FEATURE       The name of the data element chosen for
NAME:         clustering.  This is normally a CA MICS data
              element but can be a computed (user defined)
              element if required.

DESCRIPTION:  The SAS label of the selected data element,
              from either the CA MICS GENLIB definition of
              supplied by the user.

OUTLIER       Statistical bounds to determine if a given data
LIMITS:       value is considered "normal" or represents an
              abnormal condition.  These values are computed
              based on the Sample Trim Limit value specified
              on the Clustering Execution Options screen.

LOWER:        Cases (observations) whose value for this
              feature are less than this value are defined as
              outliers.  Given that most performance
              measurement data is positive in scope, the
              current implementation uses a value of zero for
              this boundary.

HIGHER:       Cases (observations) whose value for this
              feature are greater than this value are defined
              as outliers.

CASES:        The number of cases (observations) that were
              declared as outliers because of this feature
              value.  Note that a given case may be flagged
              for multiple times and therefore the number of
              cases presented in this section may exceed the
              total number of Outlying observations in the
              next report section.

              A footnote to this affect is printed at the
              bottom of this report section.


The third report section presents a summary of the size,
population and general performance of each cluster.

CLUSTER       The cluster number.  Cluster numbers are
NUMBER:       assigned sequentially to the patterns that are
              identified by the algorithm.  Note that the
              order in which the clusters are identified is
              not an indicator of merit.

RADIUS:       The geometric distance from the cluster center
              centroid to the outer boundary of the cluster,
              expressed in terms of Standard Deviations.  You
              define the outer limit of this value by
              supplying the Maximum Cluster Radius value on
              the Clustering Execution Options screen.

NORMAL        The count of observations within this cluster
OBS:          where all feature values were found to be
              "normal" in a statistical sense.  In this
              implementation, normal feature values are those
              that are less then the value determined by the
              Sample Trim Limit.  For example, if the Sample
              Trim Limit of 97.5%, then all feature values of
              "normal" clusters would reside below the 97.5
              percentile of the sample.

OUTLYING      The count of observations within this cluster
OBS:          where one or more feature values were found to
              be "outliers" in a statistical sense.  In this
              implementation, outlying feature values are
              those that are greater then the value
              determined by the Sample Trim Limit.  For
              example, if the Sample Trim Limit of 97.5%,
              then at least one feature value of "outlying"
              clusters would reside above the 97.5 percentile
              of the sample.

TOTAL OBS:    The sum of NORMAL and OUTLYING observations.
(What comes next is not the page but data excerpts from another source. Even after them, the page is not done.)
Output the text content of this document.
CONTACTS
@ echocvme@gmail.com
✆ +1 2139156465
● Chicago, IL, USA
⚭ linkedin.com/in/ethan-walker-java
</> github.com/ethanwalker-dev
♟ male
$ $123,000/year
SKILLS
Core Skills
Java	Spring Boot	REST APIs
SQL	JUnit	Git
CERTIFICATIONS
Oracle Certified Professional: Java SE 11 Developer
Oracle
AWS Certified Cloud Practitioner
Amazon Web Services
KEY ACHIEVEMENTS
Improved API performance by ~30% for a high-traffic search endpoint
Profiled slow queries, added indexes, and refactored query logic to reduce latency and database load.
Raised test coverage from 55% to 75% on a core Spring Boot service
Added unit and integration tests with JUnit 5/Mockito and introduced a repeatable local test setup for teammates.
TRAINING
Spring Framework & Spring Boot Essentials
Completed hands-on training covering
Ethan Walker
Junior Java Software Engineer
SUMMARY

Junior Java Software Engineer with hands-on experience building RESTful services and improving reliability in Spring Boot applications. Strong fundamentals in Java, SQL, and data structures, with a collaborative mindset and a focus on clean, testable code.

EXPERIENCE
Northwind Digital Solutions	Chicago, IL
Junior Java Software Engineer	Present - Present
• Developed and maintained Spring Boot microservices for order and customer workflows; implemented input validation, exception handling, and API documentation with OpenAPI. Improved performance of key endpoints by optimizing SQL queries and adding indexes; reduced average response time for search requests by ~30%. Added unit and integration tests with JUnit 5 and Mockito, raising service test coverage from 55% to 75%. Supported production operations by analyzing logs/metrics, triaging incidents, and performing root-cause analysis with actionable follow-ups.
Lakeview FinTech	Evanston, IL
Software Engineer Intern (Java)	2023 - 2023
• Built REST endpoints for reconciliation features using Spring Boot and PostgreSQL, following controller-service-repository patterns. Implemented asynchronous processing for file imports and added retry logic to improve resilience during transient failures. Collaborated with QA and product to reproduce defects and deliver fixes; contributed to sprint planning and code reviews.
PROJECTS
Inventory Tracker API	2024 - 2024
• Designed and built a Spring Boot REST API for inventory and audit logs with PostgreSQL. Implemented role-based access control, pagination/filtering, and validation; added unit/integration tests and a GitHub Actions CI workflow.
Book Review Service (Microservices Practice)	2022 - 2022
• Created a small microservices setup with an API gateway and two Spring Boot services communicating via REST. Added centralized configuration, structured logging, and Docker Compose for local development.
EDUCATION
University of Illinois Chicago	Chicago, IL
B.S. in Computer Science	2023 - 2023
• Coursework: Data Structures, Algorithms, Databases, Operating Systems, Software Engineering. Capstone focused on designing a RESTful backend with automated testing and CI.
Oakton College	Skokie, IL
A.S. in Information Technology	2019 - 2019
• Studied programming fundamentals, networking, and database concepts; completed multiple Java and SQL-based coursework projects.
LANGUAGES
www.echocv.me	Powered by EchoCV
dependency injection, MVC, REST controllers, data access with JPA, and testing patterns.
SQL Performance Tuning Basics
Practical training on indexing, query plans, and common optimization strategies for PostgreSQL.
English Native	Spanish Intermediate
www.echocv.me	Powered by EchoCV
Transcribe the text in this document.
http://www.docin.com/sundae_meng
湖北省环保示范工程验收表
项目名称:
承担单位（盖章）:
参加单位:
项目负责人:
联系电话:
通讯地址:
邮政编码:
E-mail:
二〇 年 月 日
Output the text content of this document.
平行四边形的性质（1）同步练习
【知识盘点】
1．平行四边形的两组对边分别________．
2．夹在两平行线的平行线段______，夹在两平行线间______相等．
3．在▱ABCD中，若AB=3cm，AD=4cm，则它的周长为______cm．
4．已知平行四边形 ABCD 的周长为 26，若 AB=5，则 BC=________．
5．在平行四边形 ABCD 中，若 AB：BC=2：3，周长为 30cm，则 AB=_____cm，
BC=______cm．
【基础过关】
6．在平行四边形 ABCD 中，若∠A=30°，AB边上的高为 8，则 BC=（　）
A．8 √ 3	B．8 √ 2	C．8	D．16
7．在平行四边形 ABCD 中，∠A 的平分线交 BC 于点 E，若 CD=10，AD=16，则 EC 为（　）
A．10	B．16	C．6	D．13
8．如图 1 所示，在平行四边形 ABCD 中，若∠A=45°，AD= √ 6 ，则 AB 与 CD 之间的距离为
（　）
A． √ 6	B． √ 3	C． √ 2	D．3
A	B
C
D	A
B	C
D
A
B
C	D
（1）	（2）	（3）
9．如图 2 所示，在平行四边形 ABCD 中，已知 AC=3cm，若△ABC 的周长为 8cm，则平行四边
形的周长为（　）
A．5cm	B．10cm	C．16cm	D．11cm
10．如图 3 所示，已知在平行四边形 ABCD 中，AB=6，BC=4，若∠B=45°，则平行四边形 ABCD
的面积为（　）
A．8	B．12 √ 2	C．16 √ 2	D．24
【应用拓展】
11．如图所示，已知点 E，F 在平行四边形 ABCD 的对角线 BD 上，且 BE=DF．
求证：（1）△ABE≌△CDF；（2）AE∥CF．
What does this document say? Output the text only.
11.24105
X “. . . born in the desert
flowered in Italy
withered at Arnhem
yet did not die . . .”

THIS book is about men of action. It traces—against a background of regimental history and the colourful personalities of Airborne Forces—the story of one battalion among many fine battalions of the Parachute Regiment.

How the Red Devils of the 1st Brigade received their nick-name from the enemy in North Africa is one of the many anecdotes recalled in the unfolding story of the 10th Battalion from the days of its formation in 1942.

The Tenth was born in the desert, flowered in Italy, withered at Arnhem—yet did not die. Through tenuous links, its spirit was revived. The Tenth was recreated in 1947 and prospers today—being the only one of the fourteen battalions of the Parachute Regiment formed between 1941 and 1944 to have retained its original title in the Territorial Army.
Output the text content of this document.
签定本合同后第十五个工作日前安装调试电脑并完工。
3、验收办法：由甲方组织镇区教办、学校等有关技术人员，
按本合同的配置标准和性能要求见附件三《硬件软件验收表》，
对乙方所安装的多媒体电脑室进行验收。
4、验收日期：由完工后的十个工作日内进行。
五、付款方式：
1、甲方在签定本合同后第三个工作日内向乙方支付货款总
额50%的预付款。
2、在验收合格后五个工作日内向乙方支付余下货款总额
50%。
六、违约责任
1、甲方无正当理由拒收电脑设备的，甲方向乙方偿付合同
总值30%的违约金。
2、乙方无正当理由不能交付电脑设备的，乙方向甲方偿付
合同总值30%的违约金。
% OF          The percent of the total sample populations
POPULATION:   represented by this cluster.

CLUSTERING    Formally called the Performance Index, this
INDEX:        metric was renamed in this implementation to
              avoid confusion with similar terms in the z/OS
              Workload Manager.  It is the Root Mean Square
              of the distances of all cases (observations)
              within the cluster and serves as a simple
              measure of clustering effectiveness.  The lower
              this value, the tighter the fit of the cluster
              data.  This is not to say that outliers are not
              present; only that they are not distorting the
              cluster shape by their presence.

Note the footnote at the bottom of this report section.  It
refers to "sparse" clusters and presents the definition and
limits used for determining which clusters are considered
"sparse".  Sparse clusters are generally populated by
outliers and are often dropped from further analysis after
they have been reviewed.